U.S. Attorney Jeanine Pirro stated on X (formerly Twitter) that her office was closing the probe, deferring further scrutiny of the building renovations to the Fed’s inspector general. Pirro, however, added that the criminal investigation could resume if the inspector general’s review uncovers evidence of wrongdoing, a caveat that has drawn criticism from some quarters.
DOJ drops Powell criminal probe: Political Context and Implications
The Justice Department’s investigation into Powell was widely criticized by a bipartisan group of lawmakers and a federal judge as an abuse of power. Allegations mounted that it was part of the Trump administration’s pattern of pursuing perceived foes with shaky accusations. President Trump had publicly criticized Powell for resisting pressure to cut interest rates, accusing him of “incompetence” and even threatening to remove him from office. Powell, whose term as Fed Chair expires on May 15, 2026, has stated he would remain on the Fed’s board of governors until January 2028, even if his chairmanship ends.
The probe had become a significant political obstacle for the confirmation of Kevin Warsh, Trump’s nominee for Fed Chair. Senator Thom Tillis, a Republican from North Carolina and a member of the Senate Banking Committee, had been blocking Warsh’s nomination, vowing not to vote for him until the “bogus” investigation was dropped. With the probe now closed, the path for Warsh’s confirmation is largely cleared, signaling a potential shift in the Fed’s direction.
Kevin Warsh, a former member of the Federal Reserve Board of Governors from 2006 to 2011, was formally nominated by President Trump in January 2026 to replace Powell. During his Senate Banking Committee confirmation hearing on April 21, 2026, Warsh emphasized his commitment to the Fed’s independence, stating that President Trump never asked him to commit to any particular interest rate decision and that he would not agree to do so. Warsh’s priorities, if confirmed, are expected to include a return to the Fed’s core mandate, a stricter approach to inflation targeting, and a reduced reliance on unconventional monetary tools.

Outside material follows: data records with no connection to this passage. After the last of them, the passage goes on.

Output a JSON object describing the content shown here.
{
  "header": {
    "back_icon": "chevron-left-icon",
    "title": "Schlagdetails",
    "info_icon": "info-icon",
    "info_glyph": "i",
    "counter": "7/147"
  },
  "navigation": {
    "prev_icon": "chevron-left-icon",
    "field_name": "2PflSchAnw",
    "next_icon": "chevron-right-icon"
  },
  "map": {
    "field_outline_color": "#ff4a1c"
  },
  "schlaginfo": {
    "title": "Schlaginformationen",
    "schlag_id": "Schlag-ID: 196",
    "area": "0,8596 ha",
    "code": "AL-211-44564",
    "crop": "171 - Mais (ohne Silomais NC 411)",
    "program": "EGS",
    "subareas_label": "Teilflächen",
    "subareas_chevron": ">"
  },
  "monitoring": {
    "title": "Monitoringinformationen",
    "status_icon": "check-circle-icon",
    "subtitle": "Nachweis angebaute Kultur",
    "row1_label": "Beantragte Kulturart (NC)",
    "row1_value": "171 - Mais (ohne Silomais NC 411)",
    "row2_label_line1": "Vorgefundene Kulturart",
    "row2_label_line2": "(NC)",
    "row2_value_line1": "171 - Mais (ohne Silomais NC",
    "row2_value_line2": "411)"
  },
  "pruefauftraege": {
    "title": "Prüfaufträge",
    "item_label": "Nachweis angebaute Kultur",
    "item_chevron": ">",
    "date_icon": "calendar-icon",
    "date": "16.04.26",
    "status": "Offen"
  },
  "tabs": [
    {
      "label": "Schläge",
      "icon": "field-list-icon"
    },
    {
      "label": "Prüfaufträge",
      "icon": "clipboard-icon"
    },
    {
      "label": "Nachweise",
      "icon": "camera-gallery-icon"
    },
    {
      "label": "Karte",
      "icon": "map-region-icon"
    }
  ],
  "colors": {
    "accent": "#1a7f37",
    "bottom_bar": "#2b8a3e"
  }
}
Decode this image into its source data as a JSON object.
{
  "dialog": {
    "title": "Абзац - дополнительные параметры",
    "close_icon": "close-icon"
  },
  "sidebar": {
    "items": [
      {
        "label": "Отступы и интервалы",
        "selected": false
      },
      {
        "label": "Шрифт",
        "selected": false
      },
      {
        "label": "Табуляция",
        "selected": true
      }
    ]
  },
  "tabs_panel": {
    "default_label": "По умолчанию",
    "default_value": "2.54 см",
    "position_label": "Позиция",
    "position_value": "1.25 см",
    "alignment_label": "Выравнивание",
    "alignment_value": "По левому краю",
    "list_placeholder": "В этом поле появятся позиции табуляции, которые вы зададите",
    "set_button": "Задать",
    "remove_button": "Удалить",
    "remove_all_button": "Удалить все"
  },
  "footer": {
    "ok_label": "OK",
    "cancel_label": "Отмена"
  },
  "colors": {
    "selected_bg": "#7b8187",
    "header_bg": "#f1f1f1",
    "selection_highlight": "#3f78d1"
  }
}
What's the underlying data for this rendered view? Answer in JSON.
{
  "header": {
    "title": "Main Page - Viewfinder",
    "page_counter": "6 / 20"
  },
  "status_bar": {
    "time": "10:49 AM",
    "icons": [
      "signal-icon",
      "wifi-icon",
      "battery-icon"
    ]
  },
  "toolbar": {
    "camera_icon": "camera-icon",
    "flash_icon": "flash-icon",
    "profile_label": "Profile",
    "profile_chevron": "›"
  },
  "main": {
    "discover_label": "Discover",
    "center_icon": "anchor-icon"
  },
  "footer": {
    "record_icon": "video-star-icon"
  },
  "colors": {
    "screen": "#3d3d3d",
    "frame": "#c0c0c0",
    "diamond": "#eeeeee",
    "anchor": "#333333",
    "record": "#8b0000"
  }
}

“The Justice Department’s move is an attempt to clear the path for Senate Republicans to install President Trump’s sock puppet Kevin Warsh as Fed Chair.”
However, the decision to drop the probe has drawn criticism from some Democrats. Senator Elizabeth Warren, a Democrat from Massachusetts and the top Democrat on the Banking Committee, called the Justice Department’s move “an attempt to clear the path for Senate Republicans to install President Trump’s sock puppet Kevin Warsh as Fed Chair.” She also expressed concern that the Justice Department threatened to restart the investigation at any time and had not dropped a similar probe against Governor Lisa Cook, raising questions about selective prosecution.
The closure of the investigation significantly impacts the immediate future of U.S. monetary policy. With the primary impediment to Warsh’s confirmation removed, financial markets will be closely watching for his swift ascent to the Fed’s helm. His stated priorities suggest a potential pivot towards a more hawkish stance on inflation and a more traditional approach to central banking, which could influence everything from bond yields to equity valuations. Investors and analysts will now scrutinize every statement from Warsh and the Senate Banking Committee, anticipating the next steps in this high-stakes leadership transition. The ongoing review by the Fed’s inspector general, however, leaves a lingering question mark, suggesting that while the immediate criminal threat has receded, the scrutiny of the Fed’s building renovations is far from over.